To predict treatment outcome from baseline fMRI scan, Dvornek et al. achieved correlation r = 0.83 between predictions and measurements [20]. We achieved r = 0.71 (Fig. 3(b)). However, the study by Dvornek et al. takes pre-selected regions as input and loses interpretability because it does not perform region selection. In contrast, our proposed approach takes a whole-brain image as input and can select predictive regions for interpretation and biomarker selection. Furthermore, the proposed approach is generic and any non-linear model (including Dvornek’s method) can be applied.

Neurosynth decoder results (Figs. 4(d) and 5 right figure) show that selected regions match the literature [11]. The selected regions are slightly different across experiments due to different tasks, datasets and target measures.
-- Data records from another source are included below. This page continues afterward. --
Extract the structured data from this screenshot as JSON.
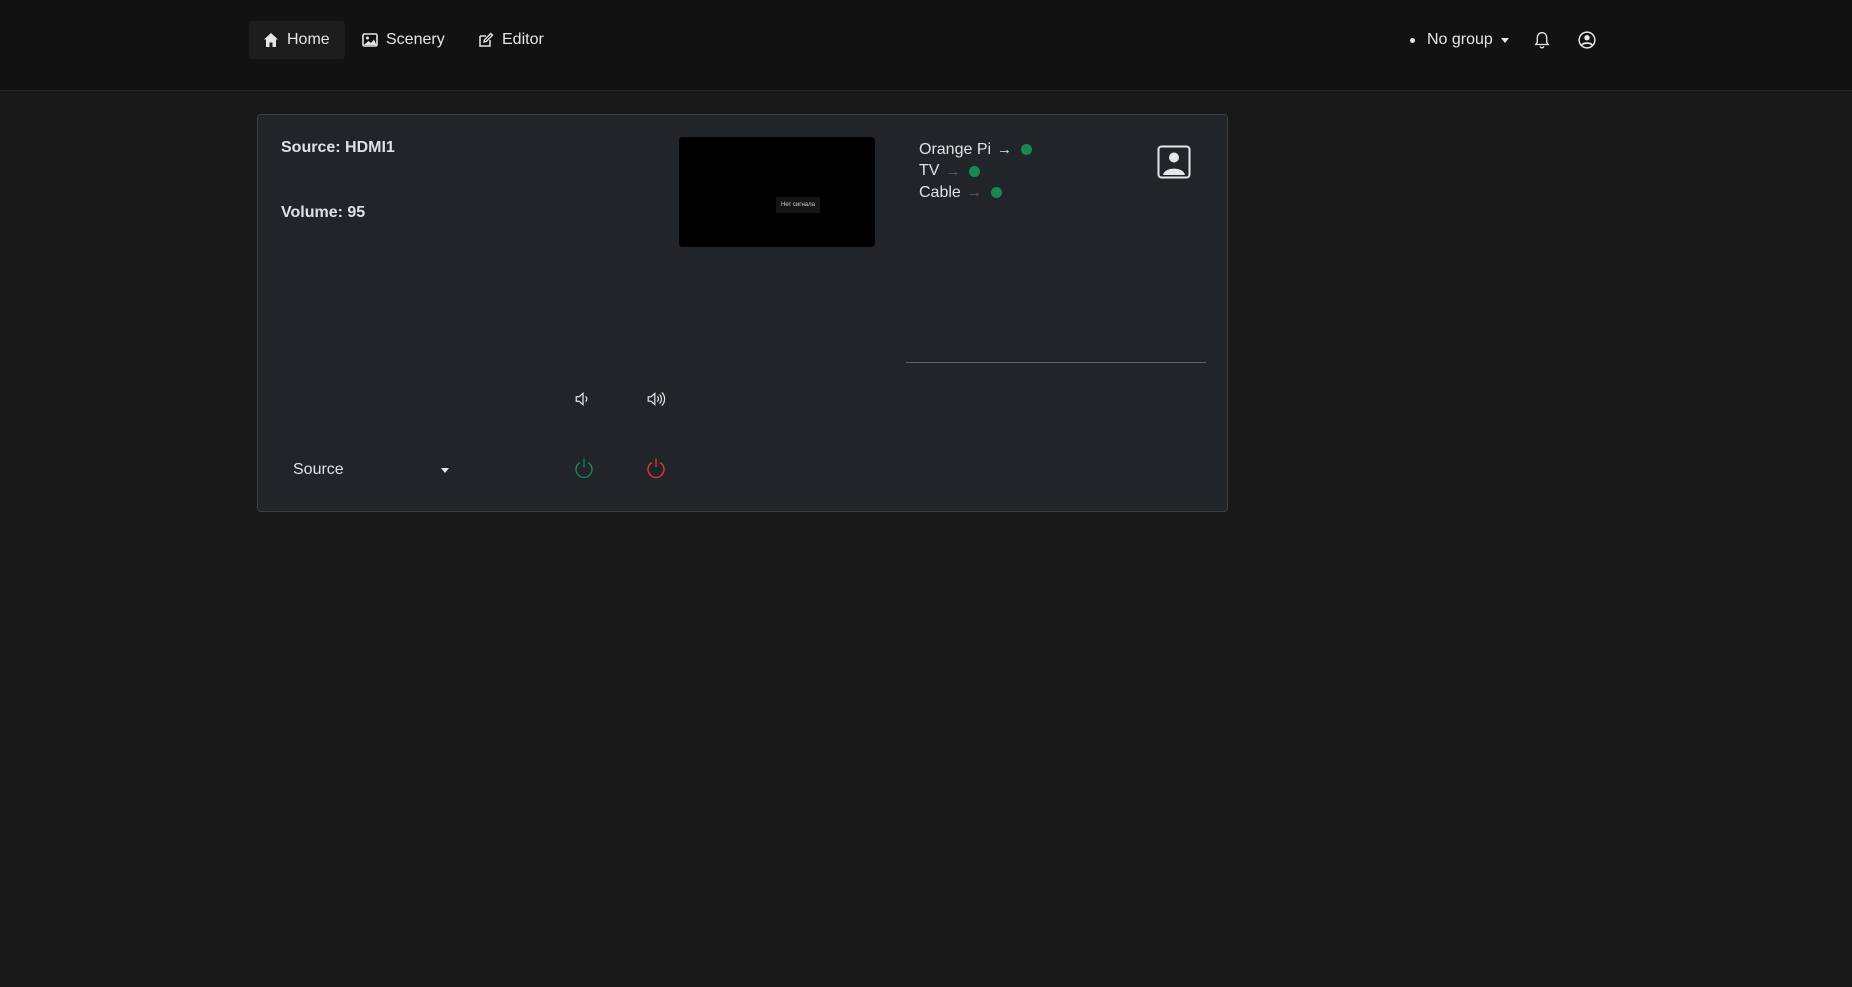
{
  "nav": {
    "items": [
      {
        "label": "Home",
        "icon": "house-icon"
      },
      {
        "label": "Scenery",
        "icon": "image-icon"
      },
      {
        "label": "Editor",
        "icon": "pencil-square-icon"
      }
    ],
    "group_label": "No group",
    "bell_icon": "bell-icon",
    "user_icon": "person-circle-icon"
  },
  "panel": {
    "source_text": "Source: HDMI1",
    "volume_text": "Volume: 95",
    "preview_text": "Нет сигнала",
    "devices": [
      {
        "name": "Orange Pi",
        "arrow": "→",
        "status_color": "#198754"
      },
      {
        "name": "TV",
        "arrow": "→",
        "status_color": "#198754"
      },
      {
        "name": "Cable",
        "arrow": "→",
        "status_color": "#198754"
      }
    ],
    "source_select_label": "Source",
    "colors": {
      "power_on": "#198754",
      "power_off": "#dc3545",
      "status": "#198754"
    }
  }
}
Many regions are shared across experiments, such as prefrontal cortex and visual cortex.

4 Conclusion

We propose a generic approach to build predictive models based on fMRI images. To deal with high-dimensionality, we perform two-level variable selection: region-level modeling, and voxel-level modeling. This generic approach includes elastic net and random forest models to fit both linear and non-linear cases. The proposed approach is tested on both task-fMRI and resting-state fMRI, and validated on different scores. The proposed predictive approach achieves higher correlation than state-of-the-art predictive modeling in many experiments. Overall, the proposed approach is generic, accurate, and achieves both predictability and interpretability.